After being recently vacated, the BFL amateur featherweight belt is looking for a new waist to call home.
Youngsters Marlan Hall (3-2) and Gwyn Berry (4-1) will meet Saturday night at BFL 57 in Coquitlam, B.C. to determine the newest BFL champion.
Hall, 23, said winning the title would mean everything to him and his career right now, and is ready to step into the cage and take what’s his.
“I just want to solidify myself to be as good as I say I am,” said Hall in an interview.
“I don’t really need to prove anything to anybody, but it’s more about saying I told you from the get-go that I’m good.”
Well, Hall has been especially good as of late, currently riding a three-fight win streak into Saturday’s contest.
Hall, fighting out of Kelowna, B.C., said this current win streak combined with his growth, both physically and mentally, has him feeling as confident as ever.
“My confidence is at an all-time high right now, and I’m just trying to ride this wave as much as I can,” said Hall.
“I think the confidence comes from being more of a man now, after having been so young for much of my career.”
And while he is confident, Hall said he’s not over-confident. He said he knows Berry will be the toughest test of his career so far.
Hall said he’s been preparing for this fight to go the full five rounds, but also feels he may be able to catch him off-guard early in the fight.
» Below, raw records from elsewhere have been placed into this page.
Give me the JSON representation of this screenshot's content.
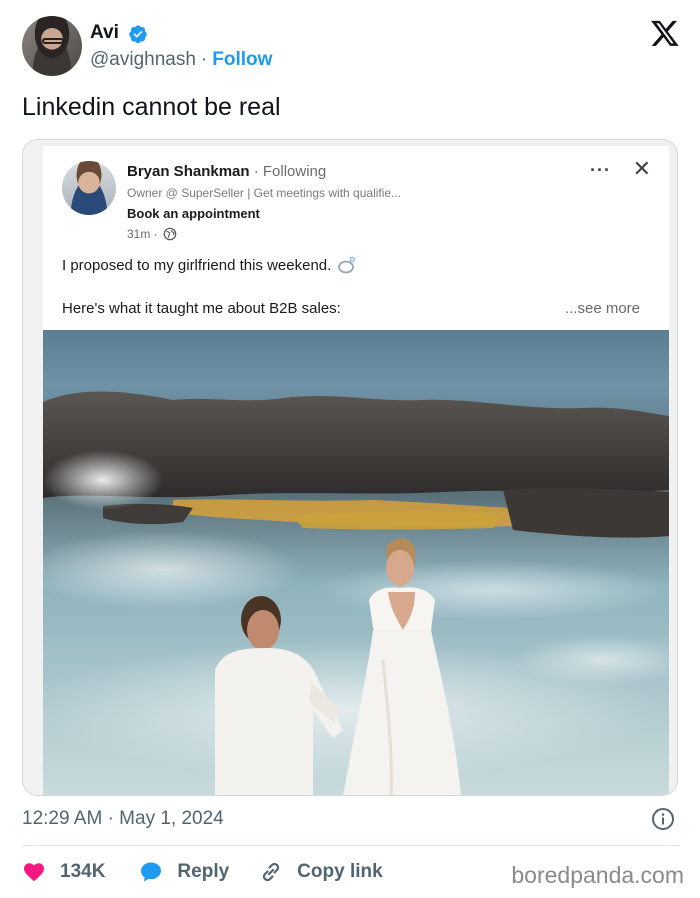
{
  "tweet": {
    "author_name": "Avi",
    "handle": "@avighnash",
    "separator": "·",
    "follow_label": "Follow",
    "text": "Linkedin cannot be real",
    "time": "12:29 AM",
    "date": "May 1, 2024",
    "time_date_separator": "·"
  },
  "linkedin_post": {
    "author_name": "Bryan Shankman",
    "following_label": "· Following",
    "headline": "Owner @ SuperSeller | Get meetings with qualifie...",
    "cta": "Book an appointment",
    "age": "31m ·",
    "line1": "I proposed to my girlfriend this weekend.",
    "line2": "Here's what it taught me about B2B sales:",
    "see_more": "...see more"
  },
  "actions": {
    "likes_count": "134K",
    "reply_label": "Reply",
    "copy_link_label": "Copy link"
  },
  "watermark": "boredpanda.com",
  "colors": {
    "accent_blue": "#1d9bf0",
    "like_pink": "#f91880",
    "muted_text": "#536471"
  },
  "icons": [
    "verified-badge-icon",
    "x-logo-icon",
    "ellipsis-icon",
    "close-icon",
    "globe-icon",
    "ring-emoji-icon",
    "info-icon",
    "heart-icon",
    "reply-bubble-icon",
    "link-icon"
  ]
}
“He’s a patient fighter, and I’m a patient fighter, and I do believe we’re going to lock horns a few times,” said Hall.
“But with the layoff he’s had, I think his timing may be a little off, so I think if I get him early and hit him hard, he’ll panic a little bit.”
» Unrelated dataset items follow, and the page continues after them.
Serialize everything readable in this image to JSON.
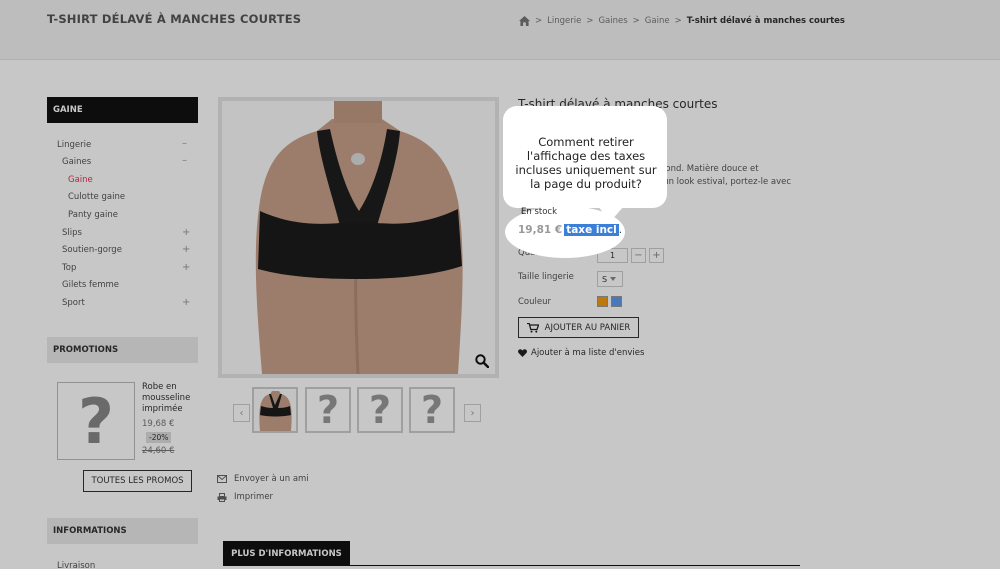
{
  "header": {
    "page_title": "T-SHIRT DÉLAVÉ À MANCHES COURTES",
    "breadcrumb": [
      {
        "label": "Lingerie"
      },
      {
        "label": "Gaines"
      },
      {
        "label": "Gaine"
      }
    ],
    "breadcrumb_current": "T-shirt délavé à manches courtes",
    "breadcrumb_separator": ">"
  },
  "sidebar": {
    "categories_title": "GAINE",
    "categories": [
      {
        "label": "Lingerie",
        "toggle": "–"
      },
      {
        "label": "Gaines",
        "toggle": "–"
      },
      {
        "label": "Gaine",
        "toggle": ""
      },
      {
        "label": "Culotte gaine",
        "toggle": ""
      },
      {
        "label": "Panty gaine",
        "toggle": ""
      },
      {
        "label": "Slips",
        "toggle": "+"
      },
      {
        "label": "Soutien-gorge",
        "toggle": "+"
      },
      {
        "label": "Top",
        "toggle": "+"
      },
      {
        "label": "Gilets femme",
        "toggle": ""
      },
      {
        "label": "Sport",
        "toggle": "+"
      }
    ],
    "promotions_title": "PROMOTIONS",
    "promo": {
      "name": "Robe en mousseline imprimée",
      "price": "19,68 €",
      "discount": "-20%",
      "old_price": "24,60 €",
      "button": "TOUTES LES PROMOS"
    },
    "informations_title": "INFORMATIONS",
    "info_first_link": "Livraison"
  },
  "product": {
    "title": "T-shirt délavé à manches courtes",
    "description_lines": [
      "l rond. Matière douce et",
      "r un look estival, portez-le avec"
    ],
    "stock": "En stock",
    "price": "19,81 €",
    "tax_label": "taxe incl",
    "tax_suffix": ".",
    "quantity_label": "Quantité",
    "quantity_value": "1",
    "qty_minus": "−",
    "qty_plus": "+",
    "size_label": "Taille lingerie",
    "size_value": "S",
    "color_label": "Couleur",
    "colors": [
      "#f39c11",
      "#5d9cec"
    ],
    "add_to_cart": "AJOUTER AU PANIER",
    "wishlist": "Ajouter à ma liste d'envies",
    "send_friend": "Envoyer à un ami",
    "print": "Imprimer",
    "more_info_tab": "PLUS D'INFORMATIONS",
    "thumb_prev": "‹",
    "thumb_next": "›",
    "placeholder_glyph": "?"
  },
  "callout": {
    "text": "Comment retirer l'affichage des taxes incluses uniquement sur la page du produit?"
  },
  "icons": [
    "home-icon",
    "zoom-icon",
    "envelope-icon",
    "printer-icon",
    "cart-icon",
    "heart-icon",
    "chevron-down-icon"
  ]
}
Berry Brings Length and Confidence
While he may be coming off a 14-month layoff, Berry, 24, brings with him a significant height and reach advantage, standing over six feet tall.
Berry, fighting out of Squamish, B.C., said he will utilize his reach, as he always does, and pick apart Hall with his long strikes, while also staying away from his shots.
“He’s going to have a hard time getting in on me, I can tell you that much,” said Berry in an interview.
“He thinks he’s going to touch his way in and do his little light touch and come over with the right hand, but that’s not going to work out too well.”
Other than catching Hall’s last fight on pay-per-view, Berry said he hasn’t seen very much footage of his opponent.
But just from watching his last fight against JR Cuevas, Berry said, other than “looking alright” in the stand-up game, there wasn’t much that caught his attention.
“Honestly, I wasn’t impressed by much,” said Berry.
“He tries to fight like Conor McGregor a lot I noticed, minus the power.”
In addition to his reach, Berry also brings with him the experience of already being crowned a BFL champion in the past, having captured the amateur lightweight title in 2017.
Berry said to add the featherweight title to his resume would be a nice way to cap off his amateur career, and begin his journey in the professional ranks, where he feels he’ll be even better.
“I personally feel I’ll be a better pro than an amateur, just because of the rules,” said Berry.
“The plan is to win this title to put a stamp on my amateur career, and then I definitely want to go pro.”
“I’d like to give a big shoutout to my sponsors Osoyoos Indian Band, Amanda Stewart at Valley Hemp – Oliver, Joel Lesperance from JL Interiors, and Dan Crucetti from Crucetti’s Restaurant. I would also like to thank my training partners, Justin Aujla-Fieldt and Rob Pelletier, at Pacific Top Team.
“I’d like to give a shoutout to my coaches at The Sound Martial Arts, Kasey Smith and Cole Smith, and my chiropractor, Amber Kirk.”